In Week 11, I broke down the very important distinction between "mean reversion" (the tendency of players to perform around their "true talent level" going forward, regardless of how they have performed to date) and "gambler's fallacy" (the idea that overperformers or underperformers are "due" for a correction).
In Week 12, I talked about how much of a team's identity was really just random noise and small samples and projected that some of the most rush-heavy teams would skew substantially more pass-heavy going forward.
In Week 13, explained why the optimal "hit rate" isn't anywhere close to 100% and suggested that fantasy players should be willing to press even marginal edges if they want to win in the long run.
In Week 14, I sympathized with how tempting it is to assume that players on a hot streak can maintain that level of play but discussed how larger (full-season) samples were almost always more accurate. I predicted that the hottest players in fantasy would all cool down substantially toward their full-season averages.
STATISTIC FOR REGRESSION | PERFORMANCE BEFORE PREDICTION | PERFORMANCE SINCE PREDICTION | WEEKS REMAINING |
---|---|---|---|
Yards per Carry | Group A had 24% more rushing yards per game | Group B has 25% more rushing yards per game | None (Win!) |
Yards per Touchdown | Group A scored 3% more fantasy points per game | Group A has 12% more fantasy points per game | None (Loss) |
Margin of Victory | Average margins were 9.0 points per game | Average margins are 9.9 points per game | None (Win!) |
Defensive INTs | Group A had 65% more interceptions | Group B has 50% more interceptions | None (Win!) |
Schedule Luck | Group A had 38% more wins | Group A had 4% more wins | None (Loss*) |
Offensive Identity | Group A had 12% more rushing TDs | Group A has the same number of each | 1 |
"Hot" Players Regress | Players were performing at an elevated level | Players have regressed 132% to season avg. | 3 |
While they've regressed a hair, our run-heavy teams remain stubbornly run-heavy. We find ourselves once again in a do-or-die situation; if the teams in our sample throw for more touchdowns than they rush for next week, our prediction succeeds. If they tie or rush for more, our prediction fails.
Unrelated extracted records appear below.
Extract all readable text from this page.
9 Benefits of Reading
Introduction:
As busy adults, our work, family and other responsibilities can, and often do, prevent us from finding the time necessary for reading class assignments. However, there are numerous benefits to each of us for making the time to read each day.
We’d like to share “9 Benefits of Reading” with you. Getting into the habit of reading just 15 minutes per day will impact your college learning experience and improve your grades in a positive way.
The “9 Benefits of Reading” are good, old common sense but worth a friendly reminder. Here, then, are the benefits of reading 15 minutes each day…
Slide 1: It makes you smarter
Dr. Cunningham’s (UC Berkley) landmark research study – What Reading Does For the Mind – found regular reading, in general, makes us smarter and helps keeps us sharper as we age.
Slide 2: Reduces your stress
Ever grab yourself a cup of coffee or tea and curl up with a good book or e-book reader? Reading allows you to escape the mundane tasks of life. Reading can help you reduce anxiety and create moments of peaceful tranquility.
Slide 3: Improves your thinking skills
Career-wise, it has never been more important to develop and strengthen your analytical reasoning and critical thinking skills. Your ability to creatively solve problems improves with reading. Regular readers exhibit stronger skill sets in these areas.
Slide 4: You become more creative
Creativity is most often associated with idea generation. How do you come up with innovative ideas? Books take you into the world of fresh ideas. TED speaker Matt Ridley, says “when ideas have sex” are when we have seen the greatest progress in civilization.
As for our hot players, our running backs actually had a great week. Tony Pollard, Ezekiel Elliott, Isiah Pacheco, and Rachaad White all performed within 15% of their recent "hot" average. But all other positions crashed down hard, underperforming not only their recent hot streak but their season-to-date average. As a result, the total sample regressed 30% past their season average. And this is excluding Tee Higgins, who technically put up a zero for the week but only played a single snap. I have no interest in winning on a technicality. (Nor do I expect I'll need a technicality to win.)
Playoff Teams Regress
My s*** doesn't work in the playoffs. My job is to get us to the playoffs. What happens after that is f****** luck.
-Billy Beane
We spend all year working to get our teams into the playoffs. We seek out every edge we can exploit. We learn about regression to the mean, and we harness the forces of randomness to carry us onward.
But randomness does not hold a harness well. It is wild, and it is chaotic. And so, despite our efforts, our most likely reward for reaching the postseason is a season-ending loss.
It's important to realize that this is not a failure on our part. It's tempting to think that we can control the chaos; we can find the exact right sleeper against the exact right matchup and push ourselves over the finish line. Or maybe we're focused on the order and not the chaos. Maybe most teams are more likely than not to lose, but certainly not our best ones. Certainly, our 12-2 team, armed with a bye and outscoring all competition by 10 points per game, has at least a better-than-a-coinflip shot at the title.
I've written several columns with an eye toward demonstrating that that's simply not the case. Sure, someone is going to end the season holding a trophy. But for 99.9% of fantasy teams out there, it's more likely than not that someone isn't you.